The State Department announced an arms embargo against South Sudan today in an effort to "stem the violence and to exert pressure on" both the South Sudanese government and rebels to abide by a ceasefire signed last December in the country's ongoing civil war, a State Department official told Axios.

Why it matters, per Reuters’ Lesley Wroughton, who exclusively reported on State’s move in advance of the announcement: “The unilateral move would signal that the Trump administration has lost patience with South Sudan’s warring sides after ceasefires have been repeatedly violated.”

The background: The conflict began in 2013 when troops linked with President Salva Kiir Mayardit fought against troops linked with then-Vice President Riek Machar. Diplomats have said ethnic and political tensions led to the clashes. It's worth reading The Washington Post's on-the-ground reporting from Juba in December 2013.

  • South Sudan and rebel groups signed the ceasefire on December 21, which would have revived a peace deal from 2015 that ultimately broke down after continued clashes. After signing the agreement, both sides claimed to be victims of attacks, per Relief Web.

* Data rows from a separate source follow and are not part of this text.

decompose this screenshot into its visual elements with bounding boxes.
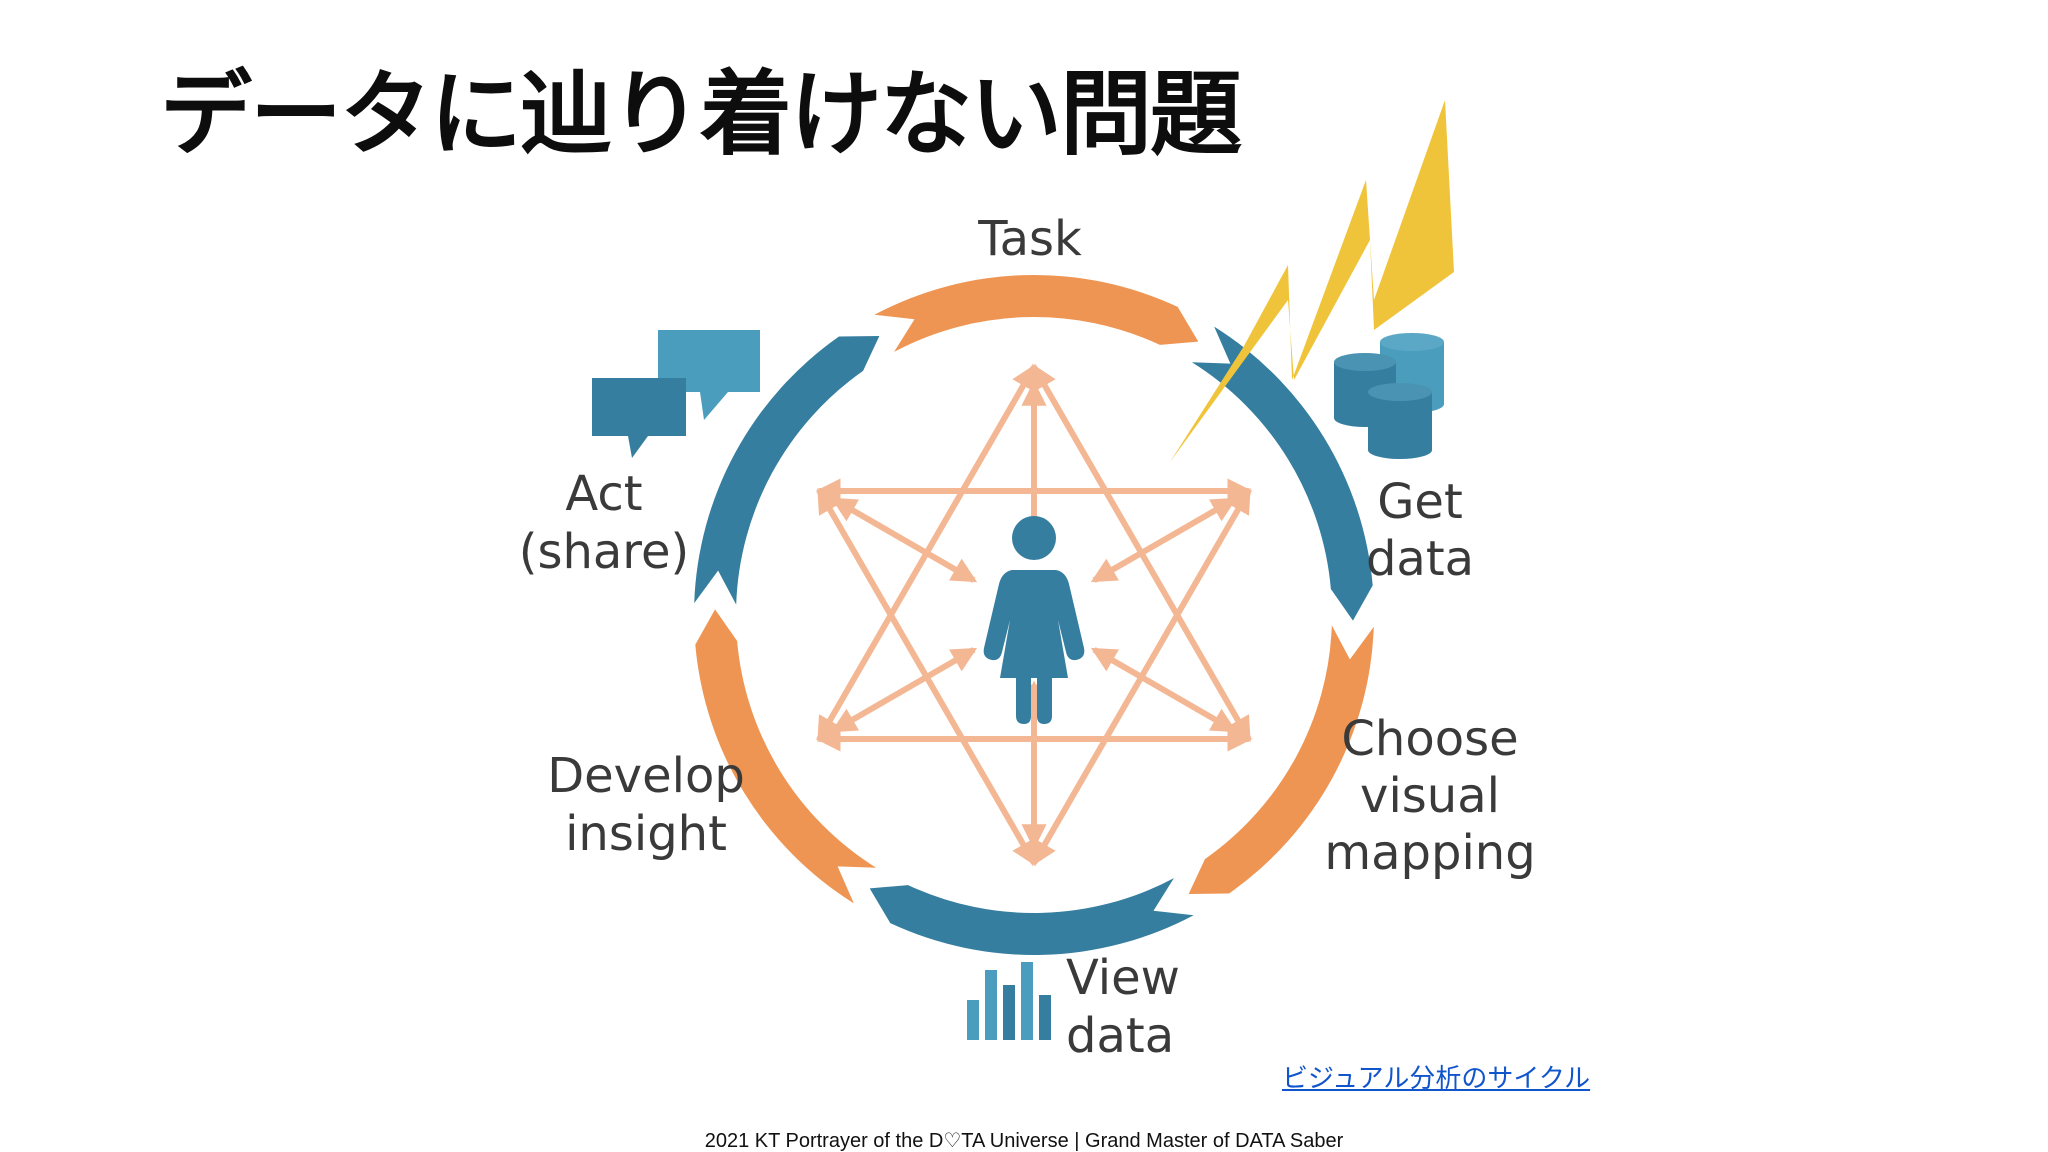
label-choose-line3: mapping (1324, 825, 1535, 881)
label-act-line2: (share) (519, 524, 690, 580)
arc-choose-mapping (1188, 625, 1374, 895)
spoke-arrow (830, 647, 978, 733)
spoke-arrow (1090, 497, 1238, 583)
bar-chart-icon (967, 962, 1051, 1040)
slide-footer: 2021 KT Portrayer of the D♡TA Universe |… (704, 1130, 1344, 1152)
label-view-line1: View (1066, 950, 1180, 1006)
spoke-arrow (830, 497, 978, 583)
database-icon (1334, 333, 1444, 459)
label-get-data-line2: data (1366, 531, 1474, 587)
label-act-line1: Act (565, 466, 642, 522)
label-develop-line1: Develop (547, 748, 745, 804)
star-of-arrows (815, 363, 1253, 867)
label-develop-line2: insight (565, 806, 727, 862)
speech-bubbles-icon (592, 330, 760, 458)
arc-get-data (1191, 326, 1373, 621)
lightning-bolt-icon (1170, 100, 1454, 462)
spoke-arrow (1090, 647, 1238, 733)
label-choose-line1: Choose (1341, 711, 1518, 767)
slide-title: データに辿り着けない問題 (160, 61, 1242, 168)
label-get-data-line1: Get (1377, 474, 1463, 530)
arc-act (694, 335, 880, 605)
label-view-line2: data (1066, 1008, 1174, 1064)
arc-task (874, 275, 1199, 352)
visual-analysis-cycle-link[interactable]: ビジュアル分析のサイクル (1282, 1063, 1591, 1093)
cycle-ring (694, 275, 1374, 955)
label-choose-line2: visual (1360, 768, 1500, 824)
arc-develop-insight (695, 609, 877, 904)
arc-view-data (869, 878, 1194, 955)
label-task: Task (977, 211, 1082, 267)
person-icon (983, 516, 1085, 724)
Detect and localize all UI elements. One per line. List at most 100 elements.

Why an arms embargo could be key: U.N. experts have pointed out that while South Sudan has spent millions of dollars on weapons, the country’s economic situation has continued to crumble.

By the numbers:

  • Famine threatens to affect 1.5 million people in the country, per the U.N.
  • Nearly 2 million South Sudanese are internally displaced and over 2 million have fled to neighboring countries, according to the UNHCR.
  • At least 95 humanitarian workers have been killed since the start of the conflict, per State Department stats.

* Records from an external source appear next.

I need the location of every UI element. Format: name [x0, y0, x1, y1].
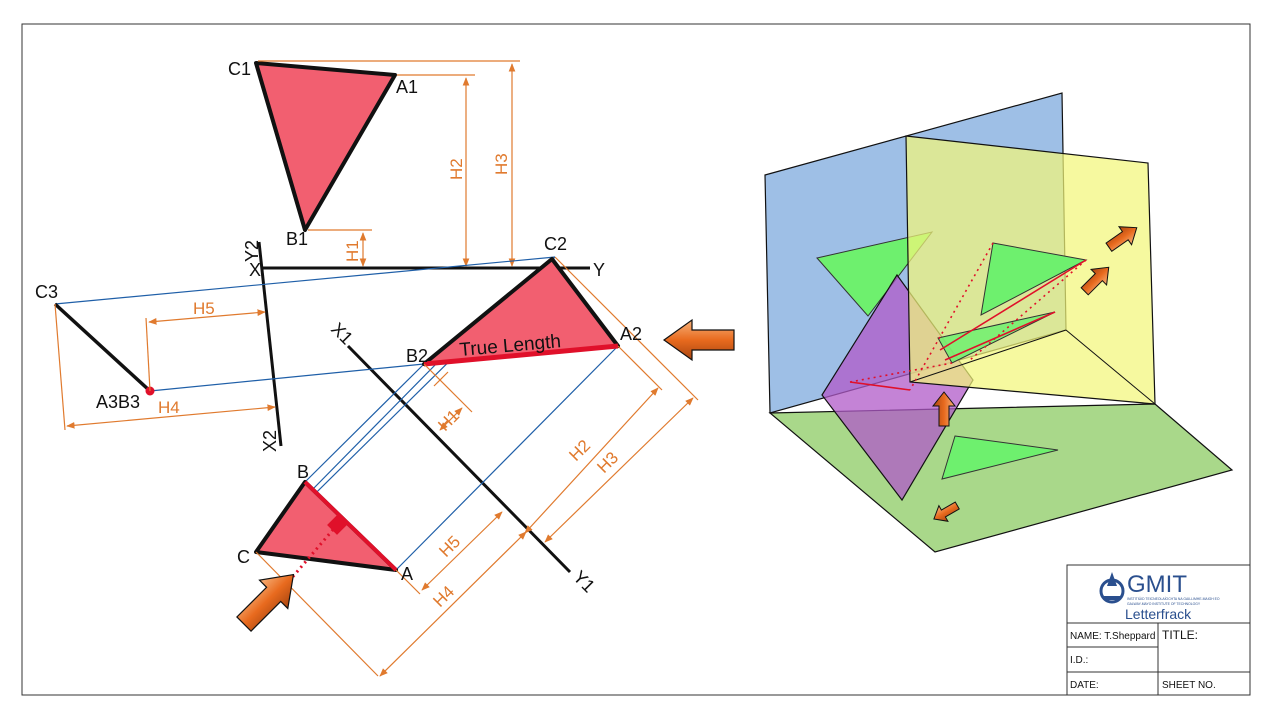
label-c1: C1 [228, 59, 251, 79]
pictorial-view [764, 92, 1234, 553]
label-c3: C3 [35, 282, 58, 302]
dim-h1-top: H1 [343, 240, 362, 262]
triangle-on-vertical-plane [816, 231, 934, 317]
orthographic-drawing: C1 A1 B1 C2 A2 B2 C3 A3B3 A B C X Y X1 Y… [35, 59, 735, 677]
label-x: X [249, 260, 261, 280]
svg-text:INSTITIÚID TEICNEOLAÍOCHTA NA: INSTITIÚID TEICNEOLAÍOCHTA NA GAILLIMHE-… [1127, 596, 1220, 601]
campus-name: Letterfrack [1125, 606, 1192, 622]
view-arrow-3d-1-icon [1105, 226, 1138, 252]
label-b1: B1 [286, 229, 308, 249]
view-arrow-3d-4-icon [933, 501, 960, 522]
triangle-abc [254, 480, 398, 572]
sheet-field: SHEET NO. [1162, 680, 1216, 691]
view-arrow-bottom-icon [236, 573, 295, 632]
label-y2: Y2 [242, 240, 262, 262]
dim-h4-left: H4 [158, 398, 180, 417]
label-x2: X2 [260, 430, 280, 452]
view-arrow-3d-3-icon [931, 391, 957, 427]
dim-h2-right: H2 [565, 436, 594, 465]
triangle-on-profile-plane [980, 242, 1088, 316]
name-field: NAME: T.Sheppard [1070, 631, 1155, 642]
sheet-border [21, 23, 1251, 696]
dim-h4-bottom: H4 [429, 582, 458, 611]
dim-h5-bottom: H5 [435, 532, 464, 561]
extension-lines-top [258, 60, 520, 267]
plane-edge [909, 329, 1067, 383]
label-y1: Y1 [569, 567, 599, 597]
red-projectors [849, 242, 1087, 391]
title-field: TITLE: [1162, 628, 1198, 642]
svg-text:GMIT: GMIT [1127, 571, 1187, 598]
horizontal-plane [768, 403, 1234, 553]
dim-h5-left: H5 [193, 299, 215, 318]
date-field: DATE: [1070, 680, 1099, 691]
view-arrow-right-icon [662, 318, 735, 362]
label-c: C [237, 547, 250, 567]
view-arrow-3d-2-icon [1080, 266, 1110, 296]
label-a3b3: A3B3 [96, 392, 140, 412]
x2y2-line [257, 241, 283, 447]
label-x1: X1 [327, 319, 357, 349]
label-a2: A2 [620, 324, 642, 344]
edge-view-c3 [53, 302, 152, 393]
triangle-on-horizontal-plane [941, 435, 1059, 480]
gmit-logo-icon: GMIT INSTITIÚID TEICNEOLAÍOCHTA NA GAILL… [1099, 571, 1220, 606]
label-y: Y [593, 260, 605, 280]
extension-lines-left [54, 256, 699, 677]
dotted-projector [288, 524, 339, 581]
label-a1: A1 [396, 77, 418, 97]
label-c2: C2 [544, 234, 567, 254]
triangle-c1a1b1 [254, 61, 397, 232]
id-field: I.D.: [1070, 655, 1088, 666]
label-b2: B2 [406, 346, 428, 366]
x1y1-line [346, 344, 572, 574]
label-a: A [401, 564, 413, 584]
dim-h3-top: H3 [492, 153, 511, 175]
svg-text:GALWAY-MAYO INSTITUTE OF TECHN: GALWAY-MAYO INSTITUTE OF TECHNOLOGY [1127, 602, 1201, 606]
dim-h2-top: H2 [447, 158, 466, 180]
true-length-edge [423, 343, 619, 367]
dim-h3-right: H3 [593, 448, 622, 477]
label-b: B [297, 462, 309, 482]
plane-edge-2 [1065, 329, 1156, 405]
title-block: GMIT INSTITIÚID TEICNEOLAÍOCHTA NA GAILL… [1066, 564, 1251, 696]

What's next: The U.S. has a three-pronged strategy: seeking a U.N. Security Council embargo on all arms flow to South Sudan, encouraging the African Union to consider issuing sanctions, and urging all countries to implement similar arms embargoes.

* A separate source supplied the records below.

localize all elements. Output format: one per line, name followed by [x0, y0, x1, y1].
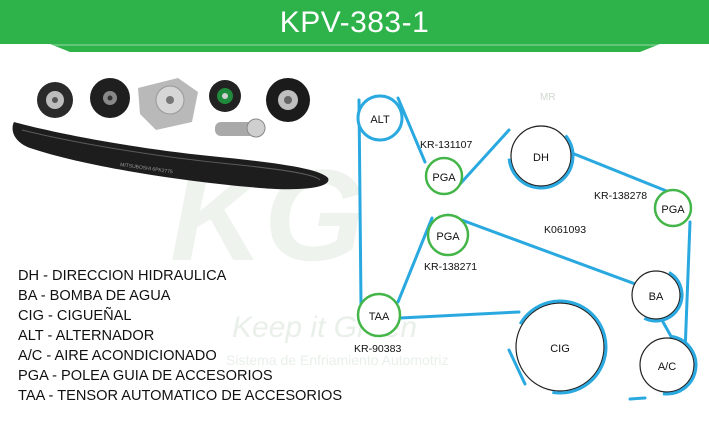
part-number-kr131107: KR-131107	[420, 139, 473, 151]
legend: DH - DIRECCION HIDRAULICA BA - BOMBA DE …	[18, 266, 348, 406]
legend-item-ac: A/C - AIRE ACONDICIONADO	[18, 348, 217, 364]
pulley-pga-right-label: PGA	[661, 204, 685, 216]
header-banner	[0, 0, 709, 52]
legend-item-ba: BA - BOMBA DE AGUA	[18, 288, 171, 304]
pulley-ac-label: A/C	[658, 361, 676, 373]
pulley-image-4	[266, 78, 310, 122]
pulley-ac: A/C	[636, 334, 698, 396]
pulley-image-3	[209, 80, 241, 112]
part-number-kr138278: KR-138278	[594, 190, 647, 202]
pulley-pga-right: PGA	[653, 188, 693, 228]
pulley-ba-label: BA	[649, 291, 664, 303]
legend-item-dh: DH - DIRECCION HIDRAULICA	[18, 268, 227, 284]
pulley-cig-label: CIG	[550, 343, 570, 355]
registered-mark: MR	[540, 92, 556, 103]
page-title: KPV-383-1	[279, 6, 430, 39]
pulley-ba: BA	[628, 267, 684, 323]
pulley-pga-mid-label: PGA	[436, 231, 460, 243]
part-number-kr90383: KR-90383	[354, 343, 401, 355]
tensor-image	[138, 78, 198, 130]
pulley-pga-top: PGA	[424, 156, 464, 196]
belt-kit-photo: MITSUBOSHI 6PK2775	[12, 78, 329, 190]
legend-item-pga: PGA - POLEA GUIA DE ACCESORIOS	[18, 368, 273, 384]
pulley-alt: ALT	[356, 94, 404, 142]
part-number-k061093: K061093	[544, 224, 586, 236]
part-number-kr138271: KR-138271	[424, 261, 477, 273]
pulley-dh-label: DH	[533, 152, 549, 164]
pulley-alt-label: ALT	[370, 114, 390, 126]
belt-routing-diagram: ALT PGA DH PGA PGA BA TAA CIG A/C KR-131…	[354, 94, 698, 401]
pulley-taa-label: TAA	[369, 311, 390, 323]
pulley-taa: TAA	[356, 292, 402, 338]
pulley-dh: DH	[507, 122, 575, 190]
pulley-cig: CIG	[512, 299, 608, 395]
pulley-image-2	[90, 78, 130, 118]
pulley-pga-mid: PGA	[426, 213, 470, 257]
legend-item-cig: CIG - CIGUEÑAL	[18, 308, 132, 324]
bracket-image	[215, 118, 266, 138]
legend-item-taa: TAA - TENSOR AUTOMATICO DE ACCESORIOS	[18, 388, 343, 404]
belt-image	[12, 122, 329, 190]
legend-item-alt: ALT - ALTERNADOR	[18, 328, 155, 344]
belt-segments	[357, 96, 692, 401]
pulley-image-1	[37, 82, 73, 118]
pulley-pga-top-label: PGA	[432, 172, 456, 184]
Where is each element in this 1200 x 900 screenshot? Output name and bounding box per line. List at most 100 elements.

Where major players stand:

  • Russia is likely to resist moves against South Sudan in the U.N. Security Council, per Reuters.
  • The African Union announced Monday it would be open to sanctioning leaders who were violating ceasefires.
  • The U.S. has already sanctioned some top officials close to President Salva Kiir.
  • The U.N. Security Council has sanctioned leaders in South Sudan in 2015.
  • The E.U. began an arms embargo on South Sudan in 2011 when South Sudan gained independence from Sudan.